When imperfect systems are good: Bluesky's lossy timelines

Status of AppView and Open Source

  • Multiple commenters clarify that much of Bluesky’s stack is open source: client, protocol libraries, and a Postgres-based AppView implementation.
  • The high-performance Scylla-based AppView dataplane and some “extra” supporting services (e.g. discovery feed generator) remain closed, described as deployment-specific and expensive to run.
  • There is confusion over the term “AppView”: some use it loosely to include client/UI; others insist it specifically refers to backend components as per the ATProto glossary.

Decentralization and Power of Bluesky

  • Critics argue Bluesky is de facto centralized: meaningful participation requires being on the main relay/AppView; replicating it is said to cost large sums annually.
  • Defenders note that third-party PDSs are supported and timelines are generated for users on those, and that identities can be moved between hosts via custom domains.
  • Skeptics counter that if the dominant provider blocks you, you effectively lose access to most of the network, similar in effect to large Mastodon instances defederating small ones.
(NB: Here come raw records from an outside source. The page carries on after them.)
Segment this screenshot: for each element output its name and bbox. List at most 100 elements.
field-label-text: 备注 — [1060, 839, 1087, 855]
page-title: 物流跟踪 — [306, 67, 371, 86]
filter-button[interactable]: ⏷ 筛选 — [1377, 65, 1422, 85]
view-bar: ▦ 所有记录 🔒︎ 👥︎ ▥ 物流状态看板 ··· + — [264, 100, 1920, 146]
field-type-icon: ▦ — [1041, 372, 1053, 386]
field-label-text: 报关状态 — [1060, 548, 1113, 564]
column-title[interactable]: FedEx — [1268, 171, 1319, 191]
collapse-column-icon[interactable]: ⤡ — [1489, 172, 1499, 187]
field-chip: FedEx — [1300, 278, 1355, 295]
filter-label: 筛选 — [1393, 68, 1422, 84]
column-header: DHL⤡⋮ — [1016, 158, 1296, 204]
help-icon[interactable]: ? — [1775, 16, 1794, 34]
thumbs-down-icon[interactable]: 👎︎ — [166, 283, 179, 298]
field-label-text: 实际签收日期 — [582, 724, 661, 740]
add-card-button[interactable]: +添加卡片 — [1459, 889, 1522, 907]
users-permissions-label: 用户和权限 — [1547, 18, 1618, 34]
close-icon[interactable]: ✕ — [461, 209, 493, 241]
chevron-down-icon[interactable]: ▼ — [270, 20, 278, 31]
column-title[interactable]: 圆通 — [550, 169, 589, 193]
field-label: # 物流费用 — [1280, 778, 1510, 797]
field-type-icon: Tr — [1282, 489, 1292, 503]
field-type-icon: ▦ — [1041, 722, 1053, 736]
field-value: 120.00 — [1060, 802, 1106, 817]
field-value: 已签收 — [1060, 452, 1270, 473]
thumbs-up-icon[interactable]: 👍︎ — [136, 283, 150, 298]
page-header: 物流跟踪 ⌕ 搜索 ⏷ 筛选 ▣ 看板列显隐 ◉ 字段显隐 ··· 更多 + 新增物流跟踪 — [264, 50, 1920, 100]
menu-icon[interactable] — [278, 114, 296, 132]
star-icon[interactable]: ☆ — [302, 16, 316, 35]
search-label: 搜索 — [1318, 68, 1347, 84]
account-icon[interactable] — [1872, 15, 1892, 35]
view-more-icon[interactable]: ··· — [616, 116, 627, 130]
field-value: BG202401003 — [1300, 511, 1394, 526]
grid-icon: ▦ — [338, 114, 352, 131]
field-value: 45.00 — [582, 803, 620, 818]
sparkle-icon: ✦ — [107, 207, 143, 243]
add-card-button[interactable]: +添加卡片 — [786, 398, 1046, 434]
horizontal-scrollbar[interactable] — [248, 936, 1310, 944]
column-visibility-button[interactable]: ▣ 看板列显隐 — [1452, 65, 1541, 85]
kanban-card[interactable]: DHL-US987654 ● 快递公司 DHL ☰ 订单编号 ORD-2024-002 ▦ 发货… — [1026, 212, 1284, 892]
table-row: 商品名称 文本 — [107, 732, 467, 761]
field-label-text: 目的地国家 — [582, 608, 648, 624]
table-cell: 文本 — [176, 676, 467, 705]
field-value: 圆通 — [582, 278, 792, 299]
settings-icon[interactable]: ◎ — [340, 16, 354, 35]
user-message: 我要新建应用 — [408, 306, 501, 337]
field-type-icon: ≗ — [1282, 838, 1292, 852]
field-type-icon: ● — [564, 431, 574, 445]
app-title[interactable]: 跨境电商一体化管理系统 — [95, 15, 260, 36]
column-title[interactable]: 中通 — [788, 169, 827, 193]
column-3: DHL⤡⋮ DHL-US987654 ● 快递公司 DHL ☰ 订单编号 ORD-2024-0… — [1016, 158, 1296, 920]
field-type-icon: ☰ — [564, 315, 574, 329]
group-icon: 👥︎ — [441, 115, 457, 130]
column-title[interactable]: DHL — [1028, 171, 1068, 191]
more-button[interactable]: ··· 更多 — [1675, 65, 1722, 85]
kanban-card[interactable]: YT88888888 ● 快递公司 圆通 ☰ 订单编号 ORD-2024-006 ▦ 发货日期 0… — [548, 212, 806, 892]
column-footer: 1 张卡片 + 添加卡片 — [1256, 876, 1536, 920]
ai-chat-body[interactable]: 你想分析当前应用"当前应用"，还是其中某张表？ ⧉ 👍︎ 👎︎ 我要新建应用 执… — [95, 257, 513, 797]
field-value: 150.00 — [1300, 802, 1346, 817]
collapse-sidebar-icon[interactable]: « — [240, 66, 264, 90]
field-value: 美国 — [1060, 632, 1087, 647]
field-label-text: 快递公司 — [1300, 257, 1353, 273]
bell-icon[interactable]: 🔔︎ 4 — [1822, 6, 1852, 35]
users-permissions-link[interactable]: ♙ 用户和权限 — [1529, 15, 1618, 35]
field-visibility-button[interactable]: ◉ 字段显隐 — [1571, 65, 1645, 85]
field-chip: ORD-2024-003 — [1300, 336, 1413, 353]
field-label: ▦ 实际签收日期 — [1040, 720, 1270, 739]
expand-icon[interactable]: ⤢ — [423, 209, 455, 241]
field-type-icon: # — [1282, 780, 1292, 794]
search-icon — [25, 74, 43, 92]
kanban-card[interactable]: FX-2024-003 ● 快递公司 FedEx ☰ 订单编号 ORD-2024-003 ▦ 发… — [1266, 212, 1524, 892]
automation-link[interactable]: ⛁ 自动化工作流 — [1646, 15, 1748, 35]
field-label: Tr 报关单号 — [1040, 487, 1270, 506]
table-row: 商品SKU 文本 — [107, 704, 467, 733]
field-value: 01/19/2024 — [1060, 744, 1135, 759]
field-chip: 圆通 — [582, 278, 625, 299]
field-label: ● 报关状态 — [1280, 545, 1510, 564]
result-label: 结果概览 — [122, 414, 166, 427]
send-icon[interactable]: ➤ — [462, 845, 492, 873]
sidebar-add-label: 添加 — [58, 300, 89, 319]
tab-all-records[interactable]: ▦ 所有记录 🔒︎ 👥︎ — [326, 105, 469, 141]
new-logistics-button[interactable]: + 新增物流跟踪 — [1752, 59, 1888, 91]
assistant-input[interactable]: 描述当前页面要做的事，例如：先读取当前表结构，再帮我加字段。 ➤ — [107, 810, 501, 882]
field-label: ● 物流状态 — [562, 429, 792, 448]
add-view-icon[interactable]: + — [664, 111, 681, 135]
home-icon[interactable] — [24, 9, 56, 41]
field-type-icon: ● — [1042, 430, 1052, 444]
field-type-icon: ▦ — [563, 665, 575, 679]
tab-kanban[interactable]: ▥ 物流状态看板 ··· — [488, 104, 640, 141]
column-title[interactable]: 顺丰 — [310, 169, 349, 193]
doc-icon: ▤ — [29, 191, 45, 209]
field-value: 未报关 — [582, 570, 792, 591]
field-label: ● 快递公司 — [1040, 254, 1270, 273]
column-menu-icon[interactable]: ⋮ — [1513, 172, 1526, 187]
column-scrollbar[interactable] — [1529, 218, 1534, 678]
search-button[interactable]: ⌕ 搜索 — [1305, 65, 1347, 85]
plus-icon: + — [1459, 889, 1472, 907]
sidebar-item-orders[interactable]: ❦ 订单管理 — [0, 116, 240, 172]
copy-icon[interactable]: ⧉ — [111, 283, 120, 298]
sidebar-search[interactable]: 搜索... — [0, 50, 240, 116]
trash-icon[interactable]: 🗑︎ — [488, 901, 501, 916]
Monetization, Profit, and VC Concerns

  • Many express worry that as a VC-funded for‑profit company, Bluesky is on an eventual “enshittification” path similar to Twitter/Reddit.
  • Others distinguish between needing sustainable revenue vs. endless growth, and suggest foundations, donations, cosmetics, or analytics tools as possible models.
  • Some highlight that Bluesky’s very low headcount and efficient hardware use could keep costs manageable, but doubt investors will accept modest, non‑hypergrowth outcomes.

Lossy Timelines Design & Alternatives

  • The article’s “lossy timelines” solution—dropping some timeline updates for accounts that follow very large numbers of users—is generally seen as a pragmatic trade-off to tame hot shards and tail latency.
  • Some worry this penalizes users who follow many low-activity accounts or leads to missing posts even when only a few followees are active; suggestions include basing lossiness on actual feed activity instead of raw follow count.
  • Alternatives discussed: hybrid fan-out/fan-in (treat celebrities differently), shard-per-follower subsets, shuffle sharding, dynamic batching, and queue-based or more parallel fanout pipelines.

Comparisons and Broader Reflections

  • Several compare Bluesky’s approach to Mastodon/ActivityPub and Nostr: Bluesky is viewed as more polished and better-engineered, but less inherently decentralized.
  • Others tie the “imperfect systems” theme to control theory, search engine ranking, and prior large-scale systems, arguing that best-effort, probabilistic behavior is often acceptable—and sometimes necessary—for social feeds.